2 pointsby nordic_lion8 hours ago2 comments
  • jamiemallers7 hours ago
    We run AI agents in production and our kill chain looks roughly like this:

    1. Circuit breakers per-agent with token/cost ceilings. If an agent burns through more than X tokens in Y seconds, it gets hard-stopped at the proxy layer before the request even hits the model provider. This catches runaway loops fast.

    2. Tool-level allowlists with runtime revocation. Each agent has an explicit list of tools/APIs it can call. We can revoke individual tool access without killing the whole agent — useful when you discover it's hammering one specific external service.

    3. Graceful degradation before kill. For non-critical paths, we drop to a cached/static fallback rather than killing outright. Full kill is reserved for safety-critical cases (data leakage risk, unauthorized external calls).

    4. The actual kill mechanism is boring on purpose: a feature flag that gates the agent entrypoint, backed by a fast-propagating config system (sub-second). Kubernetes pod kills are too slow when you need to stop something mid-execution.

    The thing we learned the hard way: observability without automated circuit breakers is just watching a fire. Our first incident was a prompt loop that we could see clearly in traces but took 8 minutes to manually kill because the on-call had to figure out which deployment to roll back. Now the circuit breaker fires automatically and pages the human to decide whether to re-enable.

    Biggest gap I still see: there's no good standard for "agent-level observability" the way we have for microservices. Traces help but they don't capture the semantic intent of what an agent was trying to do when it went off the rails.

    • nordic_lion6 hours ago
      Solid breakdown. Yeah, the agent-level observability gap you call out is real.

      One direction been considering is to treat intent and plan state as first-class runtime signals (for example, intent spans and plan-step annotations alongside traces), so when agent goes offrail can at least see what it believed it was doing, not just which calls it made.

  • zachdotai8 hours ago
    I found it more helpful to try and "steer" the LLM into self-correcting its action if I detect misalignment. This generally improved our task success completion rates by 20%.
    • nordic_lion6 hours ago
      Where/how do you define the policy boundary line that triggers course correction?
      • zachdotai5 hours ago
        Basically through two layers. Hard rules (token limits, tool allowlists, banned actions) trigger an immediate block - no steering, just stop. Soft rules use a lightweight evaluator model that scores each step against the original task intent. If it detects semantic drift over two consecutive steps, we inject a corrective prompt scoped to that specific workflow.
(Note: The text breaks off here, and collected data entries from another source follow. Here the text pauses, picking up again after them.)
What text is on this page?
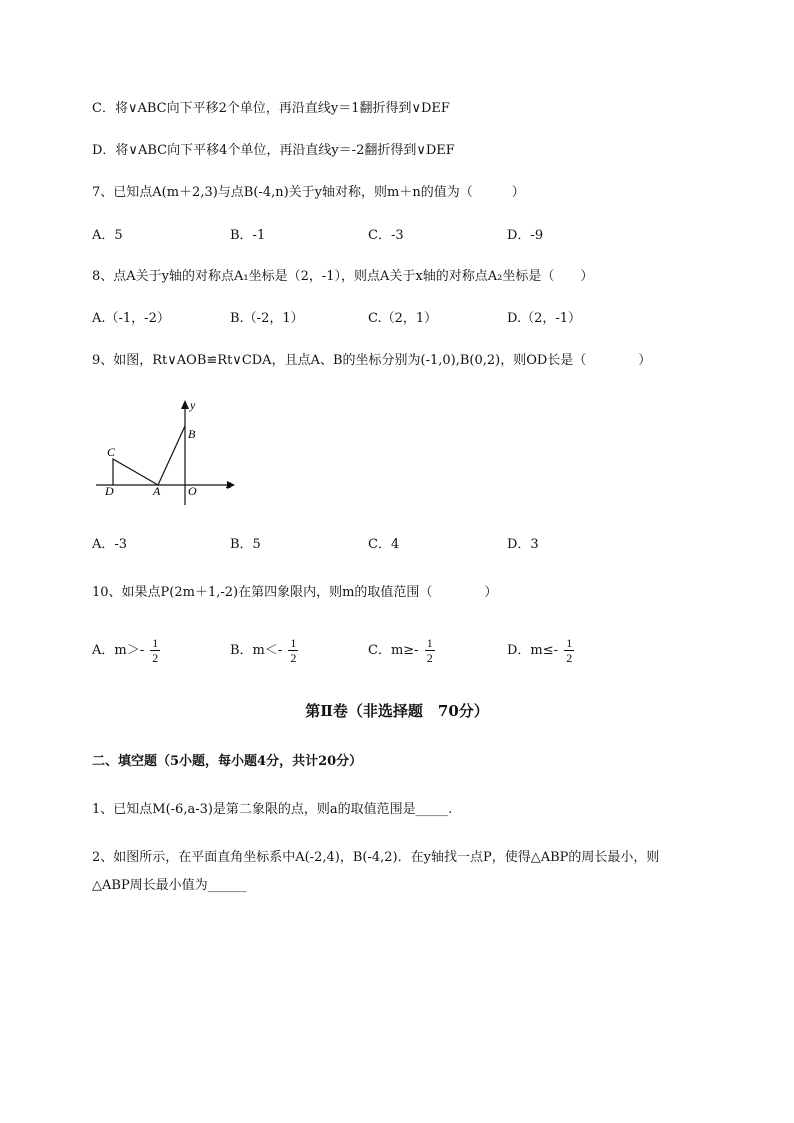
C．将∨ABC向下平移2个单位，再沿直线y＝1翻折得到∨DEF
D．将∨ABC向下平移4个单位，再沿直线y＝-2翻折得到∨DEF
7、已知点A(m＋2,3)与点B(-4,n)关于y轴对称，则m＋n的值为（　　　）
A．5	B．-1	C．-3	D．-9
8、点A关于y轴的对称点A₁坐标是（2，-1），则点A关于x轴的对称点A₂坐标是（　　）
A.（-1，-2）	B.（-2，1）	C.（2，1）	D.（2，-1）
9、如图，Rt∨AOB≌Rt∨CDA，且点A、B的坐标分别为(-1,0),B(0,2)，则OD长是（　　　　）
y
x
B
C
D	A O
A．-3	B．5	C．4	D．3
10、如果点P(2m＋1,-2)在第四象限内，则m的取值范围（　　　　）
A．$m>- \frac{1}{2}$	B．$m<- \frac{1}{2}$	C．$m\ge- \frac{1}{2}$	D．$m\le- \frac{1}{2}$
第Ⅱ卷（非选择题　70分）
二、填空题（5小题，每小题4分，共计20分）
1、已知点M(-6,a-3)是第二象限的点，则a的取值范围是_____.
2、如图所示，在平面直角坐标系中A(-2,4)，B(-4,2)．在y轴找一点P，使得△ABP的周长最小，则
△ABP周长最小值为______
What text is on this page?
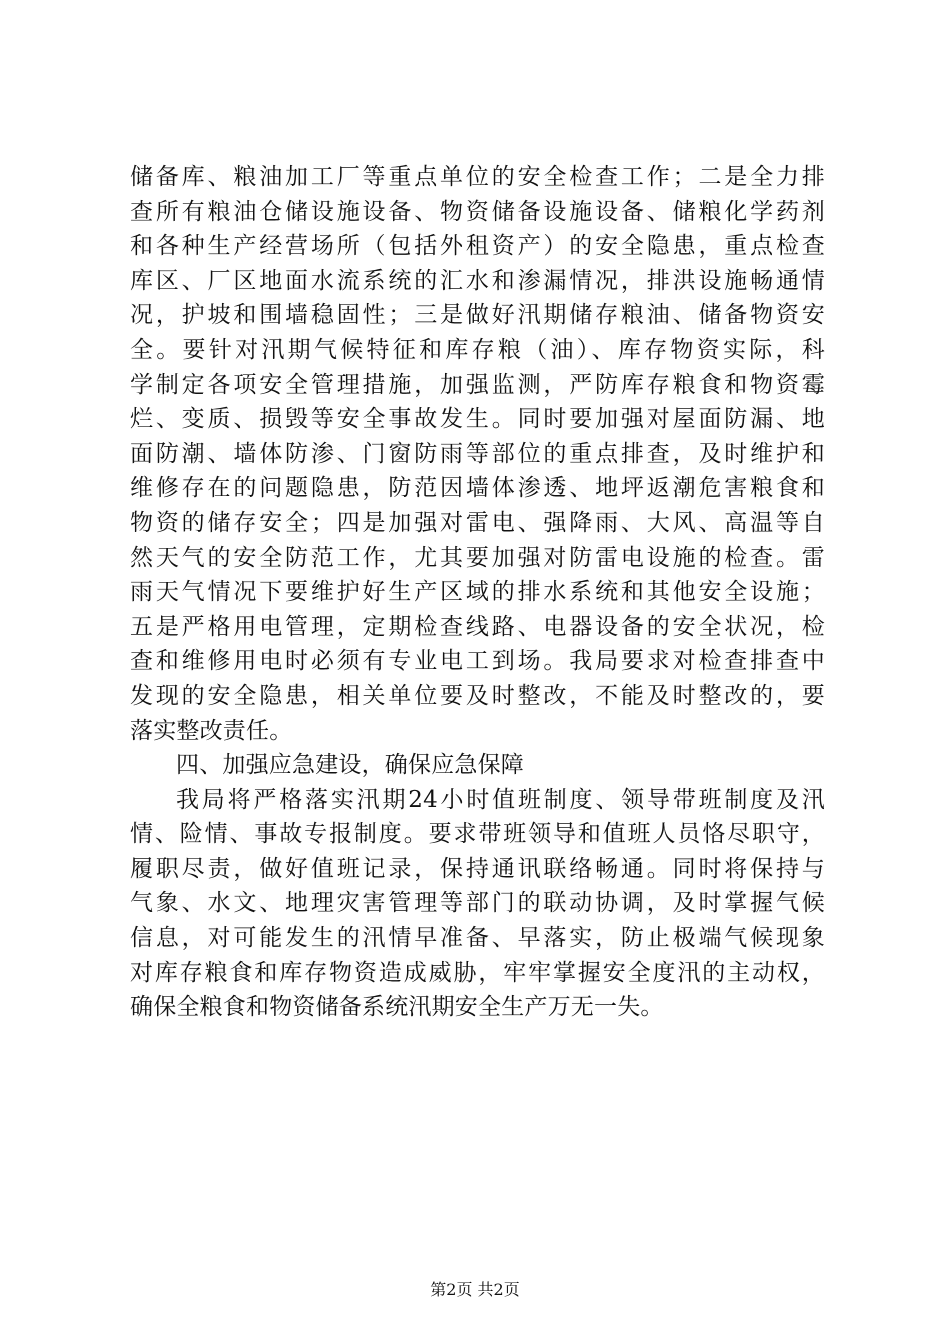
储备库、粮油加工厂等重点单位的安全检查工作；二是全力排
查所有粮油仓储设施设备、物资储备设施设备、储粮化学药剂
和各种生产经营场所（包括外租资产）的安全隐患，重点检查
库区、厂区地面水流系统的汇水和渗漏情况，排洪设施畅通情
况，护坡和围墙稳固性；三是做好汛期储存粮油、储备物资安
全。要针对汛期气候特征和库存粮（油）、库存物资实际，科
学制定各项安全管理措施，加强监测，严防库存粮食和物资霉
烂、变质、损毁等安全事故发生。同时要加强对屋面防漏、地
面防潮、墙体防渗、门窗防雨等部位的重点排查，及时维护和
维修存在的问题隐患，防范因墙体渗透、地坪返潮危害粮食和
物资的储存安全；四是加强对雷电、强降雨、大风、高温等自
然天气的安全防范工作，尤其要加强对防雷电设施的检查。雷
雨天气情况下要维护好生产区域的排水系统和其他安全设施；
五是严格用电管理，定期检查线路、电器设备的安全状况，检
查和维修用电时必须有专业电工到场。我局要求对检查排查中
发现的安全隐患，相关单位要及时整改，不能及时整改的，要
落实整改责任。
四、加强应急建设，确保应急保障
我局将严格落实汛期24小时值班制度、领导带班制度及汛
情、险情、事故专报制度。要求带班领导和值班人员恪尽职守，
履职尽责，做好值班记录，保持通讯联络畅通。同时将保持与
气象、水文、地理灾害管理等部门的联动协调，及时掌握气候
信息，对可能发生的汛情早准备、早落实，防止极端气候现象
对库存粮食和库存物资造成威胁，牢牢掌握安全度汛的主动权，
确保全粮食和物资储备系统汛期安全生产万无一失。
第2页 共2页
        The key insight for us was that most failures weren't safety-critical, they were the agent losing context mid-task. A targeted nudge recovers those. Generic "stay on track" prompts don't work; the correction needs to reference the original goal and what specifically drifted.

        Steer vs. kill comes down to reversibility. If no side effects have occurred yet, steer. If the agent already made an irreversible call or wrote bad data, kill.

        • nordic_lion2 hours ago
          One thing I’m still unclear on: what runtime signal is the soft-rule evaluator actually binding to when it decides “semantic drift”?

          In other words, what is the enforcement unit the policy is attached to in practice... a step, a plan node, a tool invocation, or the agent instance as a whole?